Le malheur voulut que ce guignon fût interrompu de temps à autre par quelques succès sans importance. Mieux eût valu une suite de revers continus : à la longue peut-être se serait-il découragé et corrigé ; mais parfois il lui survenait de maigres aubaines, et c’était assez pour l’enhardir. La fortune, qui se jouait de lui, semblait lui ménager à point de rares faveurs afin qu’il osât davantage ; sur ces hasards heureux, il greffait de nouvelles illusions vivaces, il se jetait dans les grandes entreprises et s’y aventurait sans hésiter. Au retour de ces belles équipées, il abordait la Damiane d’un air triomphant : « Eh bien ! notre Sendrique, quelle affaire ! de l’or en barre ! Que dis-tu de cette surprise ? » Il racontait alors ses exploits de la journée et s’animait à ce récit : « Ah ! quelle affaire ! un coup du ciel, ton pesant d’or ! Cette fois j’ai trouvé la pie au nid, et l’on ne répétera plus que j’ai un sort. Nous voilà sauvés ; mais vous ne dites rien, bonne Damiane, qu’avez-vous donc ? » Et, la voyant toute consternée, il perdait contenance ; il la regardait de son œil doux et vague, et disait piteusement : — C’était pourtant une bien belle occasion, je n’ai pas cru mal faire.

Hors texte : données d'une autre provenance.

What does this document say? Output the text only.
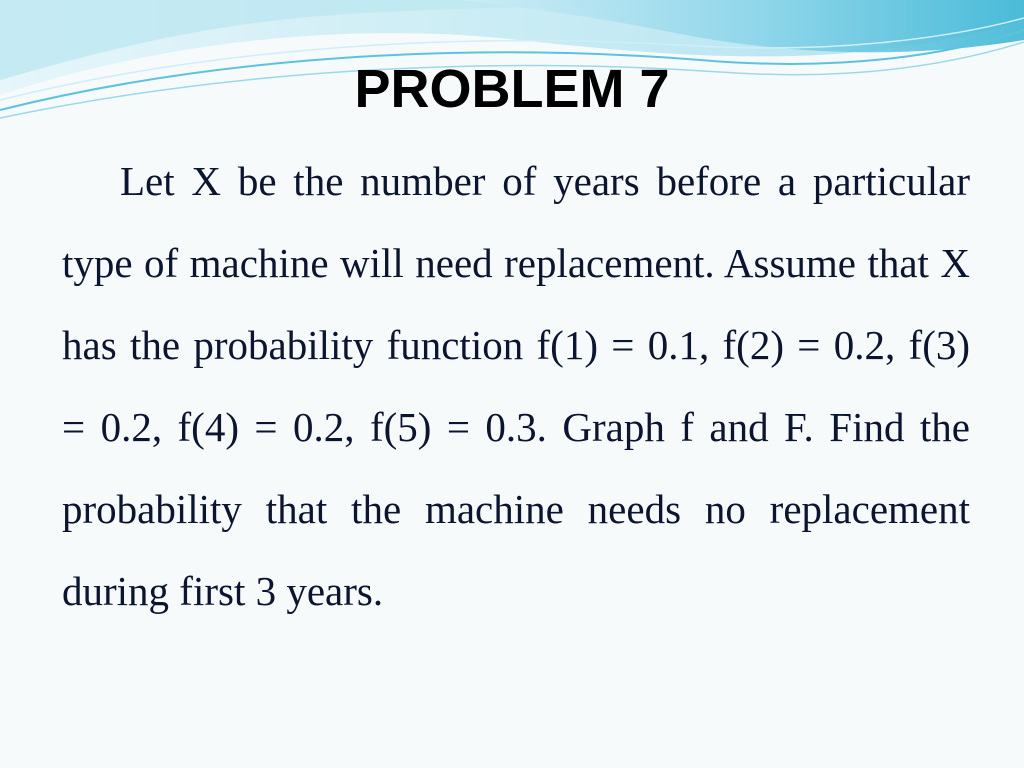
PROBLEM 7
Let X be the number of years before a particular type of machine will need replacement. Assume that X has the probability function f(1) = 0.1, f(2) = 0.2, f(3) = 0.2, f(4) = 0.2, f(5) = 0.3. Graph f and F. Find the probability that the machine needs no replacement during first 3 years.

La Damiane retenait ses larmes et lui parlait des enfans, de leur avenir. — Mais c’est pour eux, tous ces commerces ! s’écriait-il ; moi, je n’ai besoin de rien ; je vis de rien, et pour vous autres je me tirerais volontiers le sang des veines. Suis-je un homme de cabaret ? Ai-je fait parler de moi depuis que nous sommes établis ? De ma vie ai-je regardé une autre femme que toi ? M’a-t-on jamais vu les cartes à la main ? Pourquoi donc ce malheur qui nous poursuit ? Il faut qu’on ait jeté un sort dans notre maison ; nous avons un sort… Ah ! mes pauvres amis, il n’y a que mes mécaniques pour vous tirer d’affaire. Il y a là une fortune. Quand nous pourrons les monter, ce sera un beau jour.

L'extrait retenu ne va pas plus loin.